Освободившиеся места тут же были заняты двумя молодыми людьми в железнодорожной форме.

– Далеко путь держите, молодые люди? – спросил их Ершов.

– Далеко, аж до самого Перевальска, – ответил парень, выглядевший помоложе.

– До Перевальска? – воскликнул Малиновкин. – И мне туда же, – попутчики, значит!

– А вы зачем туда, если не секрет? – спросил Ершов.

– На работу. Заработки, говорят, там хорошие, на строительстве железной дороги, – усмехаясь ответил все тот же парень.

Другой сердито посмотрел на него и заметил недовольно:

– Ладно, хватит тебе рвача-то разыгрывать! Паровозники мы, – повернулся он к Ершову. – Я машинист, а это мой помощник. Работали раньше на ветке Куйбышев-Гидрострой. А сейчас на новой стройке уже второй год. Из отпуска возвращаемся.

– Мы вообще всегда там, где всего труднее, – тем же насмешливым тоном заметил помощник машиниста. – Это я не свои, а его слова повторяю, – кивнул он на машиниста. – Меня главным образом заработок прельщает.

– А вы знаете, молодой человек, как это по-научному называется? – вдруг зло проговорил Малиновкин, и лицо его стало непривычно суровым. – Цинизмом это называется!

– Да вы что, всерьез его слова приняли? – смущенно улыбнулся машинист. – Дурака он валяет. Думаете, я его умолял, чтобы со мной в Среднюю Азию поехал? И не думал даже – сам увязался. А насчет заработков – так мы на Гидрострое и побольше зарабатывали.

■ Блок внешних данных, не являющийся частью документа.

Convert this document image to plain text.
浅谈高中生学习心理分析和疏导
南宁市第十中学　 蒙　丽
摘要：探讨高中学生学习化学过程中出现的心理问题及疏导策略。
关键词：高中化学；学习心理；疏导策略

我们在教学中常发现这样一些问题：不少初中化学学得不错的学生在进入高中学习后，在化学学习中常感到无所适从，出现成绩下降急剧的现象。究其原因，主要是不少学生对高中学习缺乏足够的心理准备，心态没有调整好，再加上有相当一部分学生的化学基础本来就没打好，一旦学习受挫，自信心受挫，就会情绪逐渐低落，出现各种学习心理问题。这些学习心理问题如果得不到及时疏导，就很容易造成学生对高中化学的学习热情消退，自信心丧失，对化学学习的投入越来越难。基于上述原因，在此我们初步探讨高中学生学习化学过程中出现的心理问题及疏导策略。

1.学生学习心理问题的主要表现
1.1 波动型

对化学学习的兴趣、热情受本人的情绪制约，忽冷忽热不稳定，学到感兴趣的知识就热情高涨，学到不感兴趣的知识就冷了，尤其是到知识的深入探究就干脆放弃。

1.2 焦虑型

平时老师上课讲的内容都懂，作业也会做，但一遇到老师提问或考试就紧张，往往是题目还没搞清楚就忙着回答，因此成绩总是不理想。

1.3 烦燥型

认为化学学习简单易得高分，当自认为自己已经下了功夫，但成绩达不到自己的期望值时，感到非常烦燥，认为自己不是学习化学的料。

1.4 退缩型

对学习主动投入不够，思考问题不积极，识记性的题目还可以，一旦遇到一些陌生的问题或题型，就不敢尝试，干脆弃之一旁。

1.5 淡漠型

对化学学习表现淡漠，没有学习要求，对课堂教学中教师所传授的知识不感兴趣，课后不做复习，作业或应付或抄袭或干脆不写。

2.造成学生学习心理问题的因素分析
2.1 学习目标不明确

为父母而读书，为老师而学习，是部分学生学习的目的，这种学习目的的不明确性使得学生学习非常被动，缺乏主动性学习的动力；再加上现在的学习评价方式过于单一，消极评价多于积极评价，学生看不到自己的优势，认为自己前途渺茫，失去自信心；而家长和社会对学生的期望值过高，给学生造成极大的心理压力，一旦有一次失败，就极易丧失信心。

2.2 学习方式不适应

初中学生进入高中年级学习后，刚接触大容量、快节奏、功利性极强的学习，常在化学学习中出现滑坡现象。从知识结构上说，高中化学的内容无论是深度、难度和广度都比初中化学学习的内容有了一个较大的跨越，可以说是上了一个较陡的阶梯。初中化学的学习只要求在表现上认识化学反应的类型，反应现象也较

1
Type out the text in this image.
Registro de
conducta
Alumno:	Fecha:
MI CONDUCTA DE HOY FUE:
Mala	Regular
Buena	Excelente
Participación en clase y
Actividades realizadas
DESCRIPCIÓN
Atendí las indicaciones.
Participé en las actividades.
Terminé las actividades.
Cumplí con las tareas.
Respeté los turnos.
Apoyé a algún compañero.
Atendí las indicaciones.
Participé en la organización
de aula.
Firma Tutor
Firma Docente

Ершов разбирался в людях и даже по внешнему виду редко ошибался в их душевных качествах. Машинист сразу же ему понравился, как и Малиновкин. когда он его увидел впервые. Было в них что-то общее, хотя внешне они и не похожи были друг на друга. Машинист к тому же выглядел старше Малиновкина.

– Ну что же, давайте тогда знакомиться будем, – весело проговорил Ершов и протянул руку: – Мухтаров Талас Александрович, научный работник из Алма-Аты.

– Шатров Константин Ефремович, – представился машинист и кивнул на помощника: – А это Рябов Федор.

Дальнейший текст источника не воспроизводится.